Sacramento Splittail:
Likewise, Sacramento Splittail, a native minnow that used to support a popular recreational fishery on the Sacramento River during high water years, were completely absent from the fish caught in the survey.
“No Splittail were collected at index or non-index stations in September through November for an index of 0. The 2025 September-November index (0) is a continuation of low to zero catch in recent years,” Johnson said.
She noted that the “Splittail FMWT index tends to be low or zero except in relatively wet years, such as 2011.”
American Shad:
The American Shad, an introduced anadromous gamefish, has not collapsed as precipitously as the other fish species, but they still are found below the historical numbers that once thrived in the Delta.

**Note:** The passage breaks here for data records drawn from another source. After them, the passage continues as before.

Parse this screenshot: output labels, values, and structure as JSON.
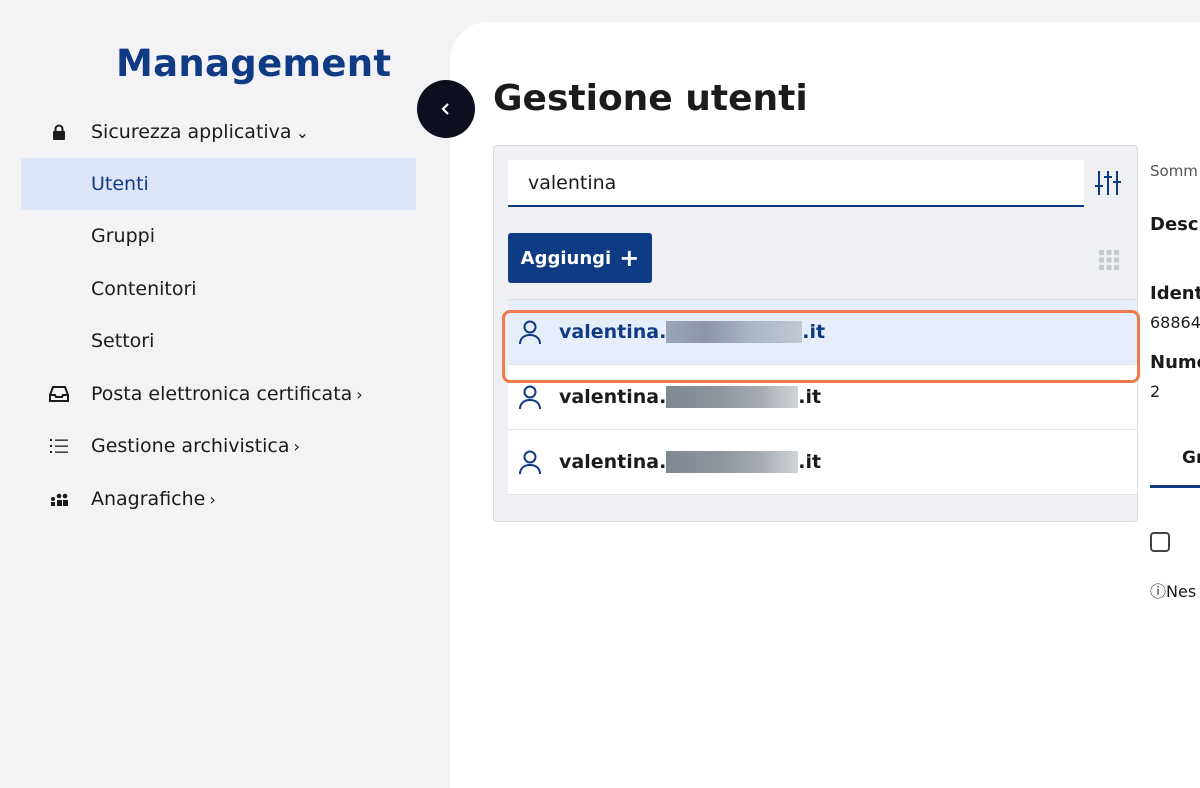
{
  "app_title": "Management",
  "sidebar": {
    "sections": [
      {
        "label": "Sicurezza applicativa",
        "chevron": "⌄",
        "icon": "lock-icon"
      },
      {
        "label": "Posta elettronica certificata",
        "chevron": "›",
        "icon": "inbox-icon"
      },
      {
        "label": "Gestione archivistica",
        "chevron": "›",
        "icon": "list-icon"
      },
      {
        "label": "Anagrafiche",
        "chevron": "›",
        "icon": "people-icon"
      }
    ],
    "items": [
      {
        "label": "Utenti",
        "active": true
      },
      {
        "label": "Gruppi"
      },
      {
        "label": "Contenitori"
      },
      {
        "label": "Settori"
      }
    ]
  },
  "page_title": "Gestione utenti",
  "search": {
    "value": "valentina"
  },
  "add_button": {
    "label": "Aggiungi",
    "icon": "+"
  },
  "users": [
    {
      "prefix": "valentina.",
      "suffix": ".it",
      "selected": true
    },
    {
      "prefix": "valentina.",
      "suffix": ".it"
    },
    {
      "prefix": "valentina.",
      "suffix": ".it"
    }
  ],
  "detail": {
    "summary_label": "Somm",
    "description_label": "Desc",
    "identifier_label": "Ident",
    "identifier_value": "68864",
    "number_label": "Nume",
    "number_value": "2",
    "tab_label": "Gr",
    "info_text": "Nes"
  },
  "colors": {
    "accent": "#0f3a84",
    "highlight": "#f07a4a",
    "active_bg": "#dde6f7"
  }
}
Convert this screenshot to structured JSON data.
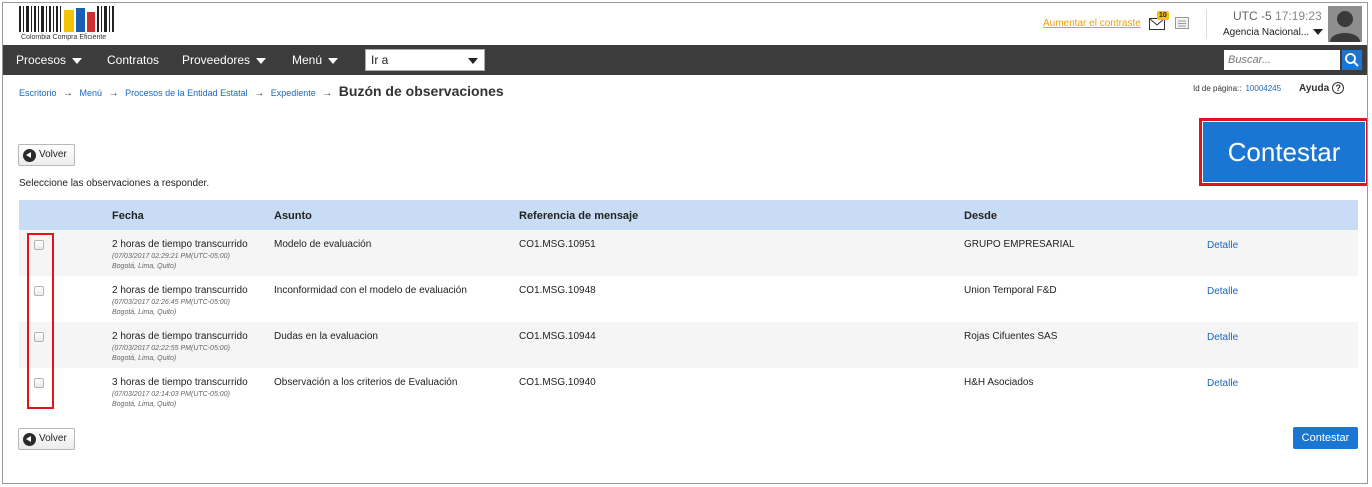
{
  "header": {
    "logo_text": "Colombia Compra Eficiente",
    "contrast_link": "Aumentar el contraste",
    "mail_badge": "10",
    "utc_zone": "UTC -5",
    "utc_time": "17:19:23",
    "agency": "Agencia Nacional...",
    "icons": [
      "mail-icon",
      "document-icon",
      "user-avatar-icon"
    ]
  },
  "nav": {
    "items": [
      "Procesos",
      "Contratos",
      "Proveedores",
      "Menú"
    ],
    "goto_value": "Ir a",
    "search_placeholder": "Buscar...",
    "search_icon": "search-icon"
  },
  "breadcrumb": {
    "items": [
      "Escritorio",
      "Menú",
      "Procesos de la Entidad Estatal",
      "Expediente"
    ],
    "separator": "→",
    "current": "Buzón de observaciones"
  },
  "page_id": {
    "label": "Id de página::",
    "value": "10004245"
  },
  "help": {
    "label": "Ayuda",
    "icon": "?"
  },
  "actions": {
    "back_label": "Volver",
    "reply_big_label": "Contestar",
    "reply_small_label": "Contestar"
  },
  "instruction": "Seleccione las observaciones a responder.",
  "table": {
    "headers": [
      "Fecha",
      "Asunto",
      "Referencia de mensaje",
      "Desde"
    ],
    "rows": [
      {
        "elapsed": "2 horas de tiempo transcurrido",
        "timestamp": "(07/03/2017 02:29:21 PM(UTC-05:00) Bogotá, Lima, Quito)",
        "subject": "Modelo de evaluación",
        "reference": "CO1.MSG.10951",
        "from": "GRUPO EMPRESARIAL",
        "action": "Detalle"
      },
      {
        "elapsed": "2 horas de tiempo transcurrido",
        "timestamp": "(07/03/2017 02:26:45 PM(UTC-05:00) Bogotá, Lima, Quito)",
        "subject": "Inconformidad con el modelo de evaluación",
        "reference": "CO1.MSG.10948",
        "from": "Union Temporal F&D",
        "action": "Detalle"
      },
      {
        "elapsed": "2 horas de tiempo transcurrido",
        "timestamp": "(07/03/2017 02:22:55 PM(UTC-05:00) Bogotá, Lima, Quito)",
        "subject": "Dudas en la evaluacion",
        "reference": "CO1.MSG.10944",
        "from": "Rojas Cifuentes SAS",
        "action": "Detalle"
      },
      {
        "elapsed": "3 horas de tiempo transcurrido",
        "timestamp": "(07/03/2017 02:14:03 PM(UTC-05:00) Bogotá, Lima, Quito)",
        "subject": "Observación a los criterios de Evaluación",
        "reference": "CO1.MSG.10940",
        "from": "H&H Asociados",
        "action": "Detalle"
      }
    ]
  },
  "colors": {
    "accent": "#1a76d2",
    "nav_bg": "#3c3c3c",
    "table_header_bg": "#c8dcf5",
    "highlight": "#e1131d",
    "contrast_link": "#f0a000"
  }
}
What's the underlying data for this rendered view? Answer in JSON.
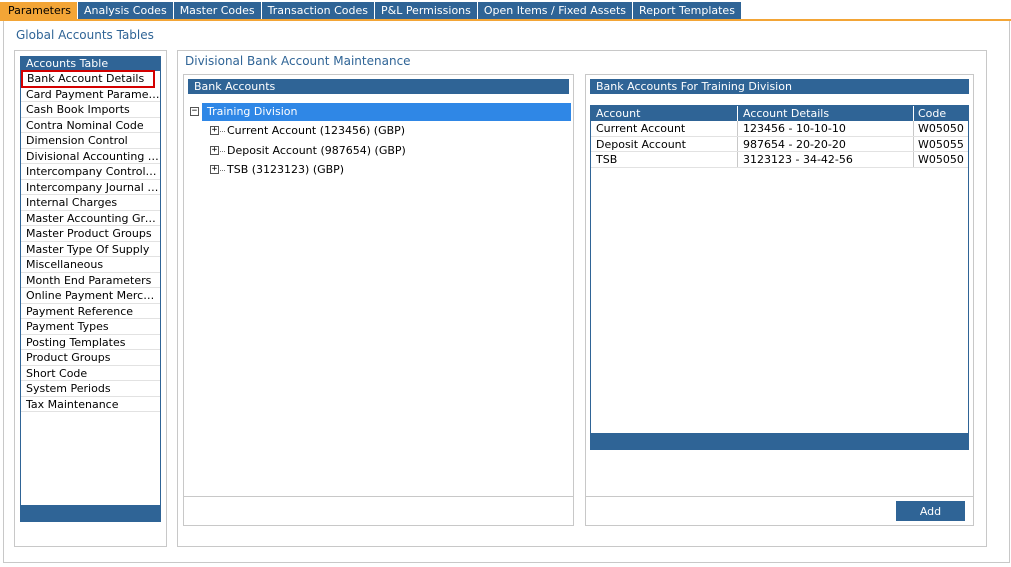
{
  "tabs": [
    {
      "label": "Parameters",
      "active": true
    },
    {
      "label": "Analysis Codes"
    },
    {
      "label": "Master Codes"
    },
    {
      "label": "Transaction Codes"
    },
    {
      "label": "P&L Permissions"
    },
    {
      "label": "Open Items / Fixed Assets"
    },
    {
      "label": "Report Templates"
    }
  ],
  "global_title": "Global Accounts Tables",
  "accounts_table": {
    "header": "Accounts Table",
    "selected_index": 0,
    "items": [
      "Bank Account Details",
      "Card Payment Parameters",
      "Cash Book Imports",
      "Contra Nominal Code",
      "Dimension Control",
      "Divisional Accounting Gro...",
      "Intercompany Control Co...",
      "Intercompany Journal Co...",
      "Internal Charges",
      "Master Accounting Groups",
      "Master Product Groups",
      "Master Type Of Supply",
      "Miscellaneous",
      "Month End Parameters",
      "Online Payment Merchants",
      "Payment Reference",
      "Payment Types",
      "Posting Templates",
      "Product Groups",
      "Short Code",
      "System Periods",
      "Tax Maintenance"
    ]
  },
  "main": {
    "title": "Divisional Bank Account Maintenance",
    "bank_accounts": {
      "header": "Bank Accounts",
      "root": {
        "toggle": "−",
        "label": "Training Division"
      },
      "children": [
        {
          "toggle": "+",
          "label": "Current Account (123456) (GBP)"
        },
        {
          "toggle": "+",
          "label": "Deposit Account (987654) (GBP)"
        },
        {
          "toggle": "+",
          "label": "TSB (3123123) (GBP)"
        }
      ]
    },
    "division_accounts": {
      "header": "Bank Accounts For Training Division",
      "columns": [
        "Account",
        "Account Details",
        "Code"
      ],
      "rows": [
        [
          "Current Account",
          "123456 - 10-10-10",
          "W05050"
        ],
        [
          "Deposit Account",
          "987654 - 20-20-20",
          "W05055"
        ],
        [
          "TSB",
          "3123123 - 34-42-56",
          "W05050"
        ]
      ],
      "add_label": "Add"
    }
  },
  "colors": {
    "brand_blue": "#2f6496",
    "active_tab": "#f3a536",
    "selection_blue": "#2f87e6",
    "selected_outline": "#d40000"
  }
}
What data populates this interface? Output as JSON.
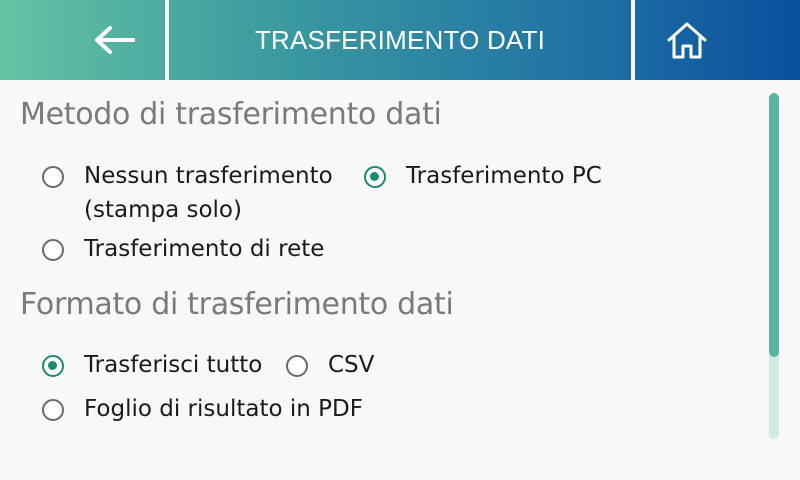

“A total of 428 American Shad were collected at index stations in September for an index of 477. In October, 105 were collected for an index of 170. In November, 201 were collected for an index of 233. The 2025 September-November index (880) is a 8% increase from the previous year. 148 American Shad were collected at non- index stations during September, 67 were collected in October, and 55 were collected in November,” she wrote.
I encourage anybody interested in the collapse of once abundant fish species to read the entire memo and look at the graphs: nrm.dfg.ca.gov/…
The collapse of the Delta fish and salmon populations has been caused by the export of vast quantities of water to corporate agribusiness interests in the San Joaquin Valley and Southern California water agencies by the State Water Project and Federal Central Valley Project for many decades. Other factors behind the collapse include toxics, pollution, increased water temperatures and invasive species.
Between 1967 and 2020, the state’s Fall Midwater Trawl abundance indices for striped bass, Delta smelt, longfin smelt, American shad, splittail and threadfin shad have declined by 99.7%, 100%, 99.96%, 67.9%, 100%, and 95%, respectively, according to the California Sportfishing Protection Alliance.
Background on Delta Smelt, courtesy of Center for Biological Diversity:
Delta smelt happen to be one of the best indicators of environmental conditions in the San Francisco Bay-Delta. This ecologically important estuary is a major hub for California's water system — and an ecosystem that’s now rapidly unraveling. The “smeltdown in the Delta,” as the extinction trajectory of delta smelt is known, has left the once-abundant species in critical condition due to record-high water diversions, increasing water temperature, pollutants, and harmful nonnative species that thrive in the degraded Delta habitat.
This smelt's catastrophic decline is a warning that we may lose other native Delta fish species that have also fallen to alarmingly low levels — including longfin smelt, numerous Central Valley runs of salmon and steelhead, and green and white sturgeon. In fact more than a dozen of the original 29 indigenous Delta fish species have either been eliminated entirely from the estuary or are threatened with extinction.
An analysis in 2006 warned that the delta smelt could go extinct within 20 years, and since then numbers of smelt found during state surveys have been too few to even calculate abundance. From 2018 to 2023, no delta smelt were found. That’s shocking for a fish that was once common in the upper Sacramento-San Joaquin Estuary. Delta smelt probably now exist in the wild only because of emergency hatchery efforts by the UC Davis Fish Conservation and Culture Laboratory.
As more information comes in, I will post it here.